Mukesh Ambani's Reliance Industries, the world's largest petroleum refiner that has a 15-year crude supply contract with Venezuela's state oil firm PDVSA, may have to use its storage facilities in other countries to circumvent US sanctions. US President Donald Trump has been using the sanctions as a political tool to unseat President Nicolas Maduro. US is using secondary economic sanctions on traders with exposure to the US financial system who choose to trade with Venezuelan entities.
Though Reliance clarified, in a statement, that its recent fuel exports to Venezuela had been agreed to before Washington imposed the sanctions in January and that they, against payment for crude oil, imported earlier from Venezuela.
"Reliance not only has complied with US sanctions laws, but also has done its best to adjust its dealings with Venezuela on a voluntary basis to reflect the ongoing changes in US policy," the statement added. Reliance said it has stopped shipments of diluent naphtha to Venezuela and has reduced its Venezuelan crude oil purchases to below the contracted levels.
The 2012 contract allows Reliance to import 300,000 to 400,000 barrels of heavy crude from PDVSA per day.
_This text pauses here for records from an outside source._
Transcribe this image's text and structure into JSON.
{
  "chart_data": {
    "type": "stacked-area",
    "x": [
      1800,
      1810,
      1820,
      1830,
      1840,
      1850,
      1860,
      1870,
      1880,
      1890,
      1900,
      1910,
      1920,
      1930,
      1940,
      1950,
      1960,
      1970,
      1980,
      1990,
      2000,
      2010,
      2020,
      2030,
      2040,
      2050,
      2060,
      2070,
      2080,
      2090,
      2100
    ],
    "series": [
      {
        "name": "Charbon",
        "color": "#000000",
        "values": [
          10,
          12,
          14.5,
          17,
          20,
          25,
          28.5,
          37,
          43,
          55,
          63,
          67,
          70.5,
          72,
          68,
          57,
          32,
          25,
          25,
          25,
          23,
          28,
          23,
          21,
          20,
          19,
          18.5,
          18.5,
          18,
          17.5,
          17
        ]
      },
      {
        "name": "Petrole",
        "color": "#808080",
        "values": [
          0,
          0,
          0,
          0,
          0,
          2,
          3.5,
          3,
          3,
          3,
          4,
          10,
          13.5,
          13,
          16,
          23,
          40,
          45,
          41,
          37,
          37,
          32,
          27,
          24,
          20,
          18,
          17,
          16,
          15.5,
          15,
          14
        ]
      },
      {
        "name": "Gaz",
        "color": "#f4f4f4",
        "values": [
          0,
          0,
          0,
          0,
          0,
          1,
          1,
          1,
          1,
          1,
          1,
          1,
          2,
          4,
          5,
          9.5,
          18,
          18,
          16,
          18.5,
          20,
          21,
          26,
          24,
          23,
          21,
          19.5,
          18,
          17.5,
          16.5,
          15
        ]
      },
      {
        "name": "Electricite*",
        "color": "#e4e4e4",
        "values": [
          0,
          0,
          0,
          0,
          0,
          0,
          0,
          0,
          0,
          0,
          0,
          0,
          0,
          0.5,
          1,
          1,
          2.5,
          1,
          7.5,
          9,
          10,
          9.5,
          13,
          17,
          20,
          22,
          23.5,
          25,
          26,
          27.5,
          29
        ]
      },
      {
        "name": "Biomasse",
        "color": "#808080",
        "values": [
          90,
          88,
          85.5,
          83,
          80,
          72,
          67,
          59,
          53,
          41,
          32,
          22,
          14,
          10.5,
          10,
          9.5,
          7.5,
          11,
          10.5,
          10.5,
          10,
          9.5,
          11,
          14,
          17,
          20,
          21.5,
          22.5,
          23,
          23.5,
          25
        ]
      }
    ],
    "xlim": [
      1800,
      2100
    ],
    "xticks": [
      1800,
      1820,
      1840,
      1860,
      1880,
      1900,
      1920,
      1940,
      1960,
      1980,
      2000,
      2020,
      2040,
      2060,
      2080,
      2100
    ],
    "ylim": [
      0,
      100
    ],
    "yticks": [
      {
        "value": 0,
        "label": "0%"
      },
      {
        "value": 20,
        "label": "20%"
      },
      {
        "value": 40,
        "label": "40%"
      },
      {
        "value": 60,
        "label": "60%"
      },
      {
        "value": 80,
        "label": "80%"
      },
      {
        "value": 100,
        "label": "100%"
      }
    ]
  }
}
A report citing ship-tracking data show that Reliance's average purchases from Venezuela were less than 300,000 barrels per day in 2018 and in the first two months of this year.
Reliance said in its statement that it was in "continuous communication with the US Department of State regarding its activities in Venezuela" since the imposition of the sanctions. The Reliance statement was in response to a Reuters report saying the conglomerate was selling fuel to Venezuela from India and Europe to dodge sanctions that bar US-based companies from dealing with state-run PDVSA, according to trading sources and Refinitiv Eikon data.
"Reliance's few transportation fuel shipments to Venezuela, treated as offsets for crude oil receipts, were committed and in-transit when there were no specific restrictions to such transactions. They were all fuels refined in India," the company's statement said.
Reliance's supplies to Venezuela included alkylate and diluent naphtha through its US-based subsidiary before Washington imposed the sanctions to stifle the Organization of Petroleum Exporting Countries (Opec) member's exports and ousting the socialist government.
President Trump's sanctions do not yet prevent companies based outside the US from buying the Venezuelan oil. However, a further tightening of the sanctions could include trade by companies anywhere in the world.
Reliance claims it has been transparent with US authorities and was providing detailed feedback to Washington as they were formulating and adjusting policy regarding product shipments to Venezuela.
Reliance may have to adopt the complex procedures that Beijing adopts to carry on oil trade with Caracas. Forbes magazine says Beijing has loaned Caracas more than $50 billion and have established a complex series of oil-for-loans arrangements that will also factor heavily into China's decision-making calculus. Any extra crude diverted to China is oil that is already owed.